Thursday, March 27, 2008

Elephanta Island

Today, we go to Elephanta Island. We have to cross Mumbai, to the south of the city, just a few kilometres away. It takes us two and a half hours. Diana says, you could have travelled from Middlesbrough to Liverpool in less time, but that’s Mumbai for you. The traffic’s in no more of a hurry than the pedestrians, weaving between the seething taxis.
We see a bullock-cart, parked up at the side of the road. The bullocks stand, still as stone, while their owners sell melons out of the cart at the back. Behind them, seven streams of traffic jostle on a four-lane road, beeping and pushing in. If you hesitate for a nanosecond, with a yard of road in front of the nose of your car, three tuk-tuks slip in. There’s an art to Mumbai driving, but you need Grade 8 Karma Proficiency, as well as a driving permit, in order not to die of apoplectic frustration, every time you want to go anywhere.
Elephanta Island’s a popular destination for locals, as well as tourists. Ferries leave every half hour, from the Gateway of India. 120 rupees, return. The sea slaps against the harbour wall, making climbing onto the heaving boat slightly interesting, but none of us contrives to disappear down the gap, to the disappointment of the gang of boys, porpoising around in the muddy water. After an hour in an open boat, some of us look like Medusa, and our skin’s tight with salt. On the island, a persistent guide hounds us, along the whole of the kilometre-long pier, to no avail. We’re accosted by wizened ladies with very dark skin and not much going on dentally, who offer to pose for us, balancing piles of stainless steel pots, taller than themselves, on their heads. Smile, please.

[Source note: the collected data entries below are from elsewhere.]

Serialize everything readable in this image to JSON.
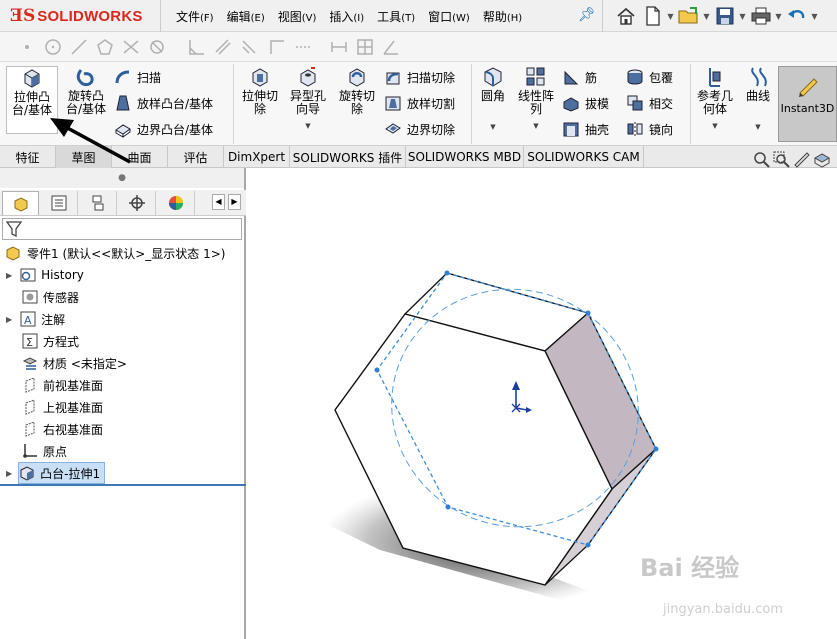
{
  "app": {
    "logo_text": "SOLIDWORKS",
    "brand_color": "#da291c",
    "accent_color": "#3c78b4"
  },
  "menu": {
    "items": [
      {
        "label": "文件",
        "acc": "(F)"
      },
      {
        "label": "编辑",
        "acc": "(E)"
      },
      {
        "label": "视图",
        "acc": "(V)"
      },
      {
        "label": "插入",
        "acc": "(I)"
      },
      {
        "label": "工具",
        "acc": "(T)"
      },
      {
        "label": "窗口",
        "acc": "(W)"
      },
      {
        "label": "帮助",
        "acc": "(H)"
      }
    ]
  },
  "features": {
    "extrude_boss": "拉伸凸台/基体",
    "revolve_boss": "旋转凸台/基体",
    "sweep": "扫描",
    "loft_boss": "放样凸台/基体",
    "boundary_boss": "边界凸台/基体",
    "extrude_cut": "拉伸切除",
    "hole_wizard": "异型孔向导",
    "revolve_cut": "旋转切除",
    "sweep_cut": "扫描切除",
    "loft_cut": "放样切割",
    "boundary_cut": "边界切除",
    "fillet": "圆角",
    "linear_pattern": "线性阵列",
    "rib": "筋",
    "draft": "拔模",
    "shell": "抽壳",
    "wrap": "包覆",
    "intersect": "相交",
    "mirror": "镜向",
    "ref_geometry": "参考几何体",
    "curves": "曲线",
    "instant3d": "Instant3D"
  },
  "tabs": [
    {
      "label": "特征",
      "active": false
    },
    {
      "label": "草图",
      "active": true
    },
    {
      "label": "曲面",
      "active": false
    },
    {
      "label": "评估",
      "active": false
    },
    {
      "label": "DimXpert",
      "active": false
    },
    {
      "label": "SOLIDWORKS 插件",
      "active": false
    },
    {
      "label": "SOLIDWORKS MBD",
      "active": false
    },
    {
      "label": "SOLIDWORKS CAM",
      "active": false
    }
  ],
  "tree": {
    "root": "零件1  (默认<<默认>_显示状态 1>)",
    "items": [
      {
        "label": "History",
        "expandable": true
      },
      {
        "label": "传感器",
        "expandable": false
      },
      {
        "label": "注解",
        "expandable": true
      },
      {
        "label": "方程式",
        "expandable": false
      },
      {
        "label": "材质 <未指定>",
        "expandable": false
      },
      {
        "label": "前视基准面",
        "expandable": false
      },
      {
        "label": "上视基准面",
        "expandable": false
      },
      {
        "label": "右视基准面",
        "expandable": false
      },
      {
        "label": "原点",
        "expandable": false
      },
      {
        "label": "凸台-拉伸1",
        "expandable": true,
        "selected": true
      }
    ]
  },
  "watermark": {
    "logo": "Bai 经验",
    "url": "jingyan.baidu.com"
  }
}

We have thali for lunch, in a bold manoeuvre. The floor show arrives in the form of a cow, putting its face in at the door. It doesn’t happen in Stokesley.
After lunch, and the culture shock of the “rest-rooms,” we set off in search of temples. Elephanta Island’s famous for its caves, carved out of the rock. Contrary to what you might suppose, no elephants. The island was named hundreds of years ago, after a great carving of an elephant at the entrance to the caves. The Portuguese tried to make off with it, but dropped it in the sea. Serves them right. Our hopes of pachyderms rest in Jaipur, so today, we satisfy our fauna requirements with the monkeys, which line the path to the caves, sitting on the walls, scavenging discarded corn-cobs and sweet wrappers.
At the foot of the steps, we’re offered a lift. Ordinary kitchen chairs, lashed to great bamboo rods, and two scrawny porters. The stone steps are uneven in depth and spacing, one hundred and fifty of them. It’s punishingly hot. We’re torn, as always, reluctant to deprive the porters of a living, but not wanting to play the rich exploitative westerners, either. We decline, and run the gauntlet of the tourist stalls on foot. We can understand the carved elephants and alabaster coasters featuring Ganesh and his chums, but are utterly baffled by the Eiffel Tower key-rings nestling next to them. Tourists are universal, and so’s the tat, I suppose.
Entrance to the caves costs 250 rupees for visitors. For Indian nationals, the price is 5 rupees. After a two and a half hour drive, an hour in a boat, a sweltering walk along the prom and then 150 steps to climb, we’re not about to quibble over the inequality of a 5000% mark-up, so we pay up gladly, and it’s worth it. The caves are amazing. As well as being a national monument and a favourite Indian picnic zone, the temples are in active use. We don’t realise until we see one of the official guides, slipping his shoes back on at the doorway. Inside, there’s a dome-shaped stone, looped in a circlet of orange flowers, incense burning on the ledge.
In the main cave, the massive three-faced statue of Shiva is magnificent, as they said it would be. The central image is supposed to be the most serene face in India, although Andrew says, it’s a pity he closed his eyes just as Diana clicks the shutter.
We sit on the wall, in the amphitheatre outside the temple, waiting for the drifting black kites to come near enough to photograph. We wait. And wait. Diana dismantles and stashes away her Bollywood-sized camera, and says, “Camera packed. Cue kites.” Sure enough, six of them wheel into view over the edge of the cliff, cavorting and diving. We can almost hear them laughing.